We should live, Colson and Pearcey answer, by crafting and following a biblical worldview, empowered by the realization, as St. Hippolytus said in the third century, that when Jesus ascended “‘His divine spirit gave life and strength to the tottering world, and the whole universe became stable once more, as if the stretching out, the agony of the Cross, had in some way gotten into everything’” (p. 13). Thus everything, rightly understood, points to and leads to the Christ. All truth is God’s truth! As the great astronomer Johannes Kepler declared: “‘The chief aim of all investigations of the external world should be to discover the rational order and harmony which has been imposed on it by God’” (p. 51).
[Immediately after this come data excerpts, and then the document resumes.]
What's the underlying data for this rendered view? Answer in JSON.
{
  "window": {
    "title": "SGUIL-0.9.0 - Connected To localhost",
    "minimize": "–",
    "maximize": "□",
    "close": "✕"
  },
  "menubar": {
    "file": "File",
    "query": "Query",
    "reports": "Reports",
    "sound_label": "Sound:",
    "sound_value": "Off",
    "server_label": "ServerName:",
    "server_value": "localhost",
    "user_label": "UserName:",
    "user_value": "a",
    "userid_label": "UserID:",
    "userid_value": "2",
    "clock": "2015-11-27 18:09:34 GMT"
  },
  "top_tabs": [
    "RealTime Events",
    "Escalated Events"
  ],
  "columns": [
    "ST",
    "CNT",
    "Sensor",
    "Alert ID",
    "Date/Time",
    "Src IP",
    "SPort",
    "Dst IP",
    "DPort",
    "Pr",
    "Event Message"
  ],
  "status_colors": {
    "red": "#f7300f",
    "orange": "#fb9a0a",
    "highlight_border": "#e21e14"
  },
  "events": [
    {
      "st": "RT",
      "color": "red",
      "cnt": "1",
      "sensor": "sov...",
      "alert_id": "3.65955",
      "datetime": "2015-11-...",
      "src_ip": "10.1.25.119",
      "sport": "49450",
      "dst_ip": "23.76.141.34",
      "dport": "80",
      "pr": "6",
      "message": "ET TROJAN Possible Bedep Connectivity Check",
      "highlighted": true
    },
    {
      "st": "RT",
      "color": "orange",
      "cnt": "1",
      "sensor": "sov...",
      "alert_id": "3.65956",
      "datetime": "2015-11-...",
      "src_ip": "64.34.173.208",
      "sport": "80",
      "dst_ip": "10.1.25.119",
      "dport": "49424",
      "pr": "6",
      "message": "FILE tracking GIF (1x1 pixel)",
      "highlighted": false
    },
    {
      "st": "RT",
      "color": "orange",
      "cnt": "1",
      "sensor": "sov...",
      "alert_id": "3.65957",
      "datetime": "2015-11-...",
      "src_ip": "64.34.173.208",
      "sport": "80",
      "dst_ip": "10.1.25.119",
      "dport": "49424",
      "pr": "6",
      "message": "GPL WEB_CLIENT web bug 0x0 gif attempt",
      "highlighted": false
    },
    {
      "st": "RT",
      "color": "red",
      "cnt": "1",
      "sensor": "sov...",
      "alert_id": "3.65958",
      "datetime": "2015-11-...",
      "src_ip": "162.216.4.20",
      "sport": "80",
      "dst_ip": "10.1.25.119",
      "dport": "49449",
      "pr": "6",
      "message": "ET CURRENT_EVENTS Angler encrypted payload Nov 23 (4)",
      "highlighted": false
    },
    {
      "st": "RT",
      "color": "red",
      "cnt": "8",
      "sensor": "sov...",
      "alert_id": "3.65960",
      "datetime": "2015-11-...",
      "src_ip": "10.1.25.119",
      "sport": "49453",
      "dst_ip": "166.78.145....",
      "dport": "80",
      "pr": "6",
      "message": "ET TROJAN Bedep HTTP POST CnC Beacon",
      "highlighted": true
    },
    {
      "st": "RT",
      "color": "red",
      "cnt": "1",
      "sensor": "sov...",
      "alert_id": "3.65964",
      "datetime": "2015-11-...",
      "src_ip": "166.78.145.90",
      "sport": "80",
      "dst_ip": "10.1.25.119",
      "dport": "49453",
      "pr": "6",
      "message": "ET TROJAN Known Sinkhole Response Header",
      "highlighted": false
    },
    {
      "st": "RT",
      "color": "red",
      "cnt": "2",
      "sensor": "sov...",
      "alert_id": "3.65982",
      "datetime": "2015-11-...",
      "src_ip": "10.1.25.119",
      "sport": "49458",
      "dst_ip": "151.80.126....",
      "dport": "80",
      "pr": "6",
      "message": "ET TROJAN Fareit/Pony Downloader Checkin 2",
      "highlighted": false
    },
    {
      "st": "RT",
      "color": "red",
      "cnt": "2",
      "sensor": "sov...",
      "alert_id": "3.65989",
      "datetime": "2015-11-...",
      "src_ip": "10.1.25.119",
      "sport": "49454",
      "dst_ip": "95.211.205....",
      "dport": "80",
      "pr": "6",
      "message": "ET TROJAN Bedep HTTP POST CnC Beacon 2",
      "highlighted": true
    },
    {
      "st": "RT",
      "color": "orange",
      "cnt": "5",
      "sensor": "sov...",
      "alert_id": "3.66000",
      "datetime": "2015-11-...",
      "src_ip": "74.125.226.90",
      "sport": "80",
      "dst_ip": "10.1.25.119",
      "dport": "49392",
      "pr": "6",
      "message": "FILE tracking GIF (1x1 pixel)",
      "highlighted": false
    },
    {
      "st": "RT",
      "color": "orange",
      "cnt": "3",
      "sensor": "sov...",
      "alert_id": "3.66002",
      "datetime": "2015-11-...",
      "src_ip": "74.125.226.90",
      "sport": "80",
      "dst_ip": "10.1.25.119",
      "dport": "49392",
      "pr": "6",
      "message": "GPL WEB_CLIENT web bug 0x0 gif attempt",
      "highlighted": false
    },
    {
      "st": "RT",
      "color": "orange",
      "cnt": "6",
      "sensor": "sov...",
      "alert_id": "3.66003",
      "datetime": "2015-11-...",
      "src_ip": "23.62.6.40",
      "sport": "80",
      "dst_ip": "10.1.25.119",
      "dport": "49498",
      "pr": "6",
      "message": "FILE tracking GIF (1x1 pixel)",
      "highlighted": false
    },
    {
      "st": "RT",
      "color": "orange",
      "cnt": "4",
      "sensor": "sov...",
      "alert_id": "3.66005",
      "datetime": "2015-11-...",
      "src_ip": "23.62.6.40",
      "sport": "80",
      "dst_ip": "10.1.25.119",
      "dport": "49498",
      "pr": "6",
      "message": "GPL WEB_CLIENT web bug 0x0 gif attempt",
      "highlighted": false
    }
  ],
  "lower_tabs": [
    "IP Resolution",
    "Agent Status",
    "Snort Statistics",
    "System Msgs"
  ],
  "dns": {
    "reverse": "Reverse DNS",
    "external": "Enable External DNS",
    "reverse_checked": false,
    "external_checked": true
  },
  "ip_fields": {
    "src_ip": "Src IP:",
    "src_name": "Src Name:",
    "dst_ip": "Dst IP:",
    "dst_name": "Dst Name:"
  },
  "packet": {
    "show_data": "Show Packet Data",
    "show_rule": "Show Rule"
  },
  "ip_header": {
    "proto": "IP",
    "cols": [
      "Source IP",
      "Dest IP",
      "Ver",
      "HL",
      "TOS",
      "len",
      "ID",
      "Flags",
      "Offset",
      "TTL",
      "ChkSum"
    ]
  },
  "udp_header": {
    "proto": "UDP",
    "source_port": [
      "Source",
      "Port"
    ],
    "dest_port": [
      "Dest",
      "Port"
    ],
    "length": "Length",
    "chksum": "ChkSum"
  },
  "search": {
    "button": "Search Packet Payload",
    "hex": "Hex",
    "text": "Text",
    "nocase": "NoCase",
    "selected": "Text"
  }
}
Our challenge, as Christians, is to both discover and proclaim this truth in a world increasingly skeptical of all truth claims, frequently claiming to find neither rational order nor harmony anywhere. Such skepticism grows logically from the philosophical naturalism dominant in our culture and on display in school textbooks, PBS programs, and the EPCOTT Center in Disney World. In accord with the “just so” naturalistic story, for billions of years things just happened without design or purpose. Lifeless chemicals somehow ignited biological beings (protons and molecules) mysteriously structured by DNA strands. And we human beings are nothing more than enlivened chemicals, inexplicably endowed with both consciousness and self-awareness and conscience. This is the materialist creed; consequently, as C.S. Lewis said: “‘The Christian and the materialist hold different beliefs about the universe. They can’t both be right. The one who is wrong will act in a way which simply doesn’t fit the real universe’” (p. 307).
To Colson and Pearcey, the Christian worldview enables us to live wisely and well in the real universe, for “Christianity gives the only viable foundation for intellectual understanding and practical living” (p. 489). Whatever our gifts, whatever our vocation, we may play a vital role in God’s work so long as we do it Soli Deo Gloria—only to the glory of God! We especially need to give attention to our homes, churches, and neighborhoods and schools, bearing in mind the words of the tempter in C.S. Lewis’s The Screwtape Letters: “‘What I want to fix your attention on is the vast overall movement towards the discrediting, and finally the elimination of every kind of human excellence—moral, cultural, social, or intellectual’” (p. 331). Our children and friends, as well as the world, need godly (i.e. good) music and literature, art and philosophy, films and TV. Rather than bring Rock & Roll into the sanctuary we need to take Bach into the marketplace! Rather than giving children video games, offer them Lewis’s Narnian chronicles and J.R.S. Tolkien’s trilogy of the Rings.
People also need to live in neighborhoods where broken windows are repaired and playgrounds are safe, where laws are enforced and elders respected. So well-informed political action (e.g. voting!), particularly on a local level, should be part of the Christian vocation. Rather than trying to ape (and somehow Christianize) the world we should seek to transform it with divinely-rooted truths. Thereby we will implement the vision of Francis Schaeffer, to whom this treatise is dedicated, volunteering for service in Christ’s corps of intellectual warriors, contending for the Faith once delivered to the saints.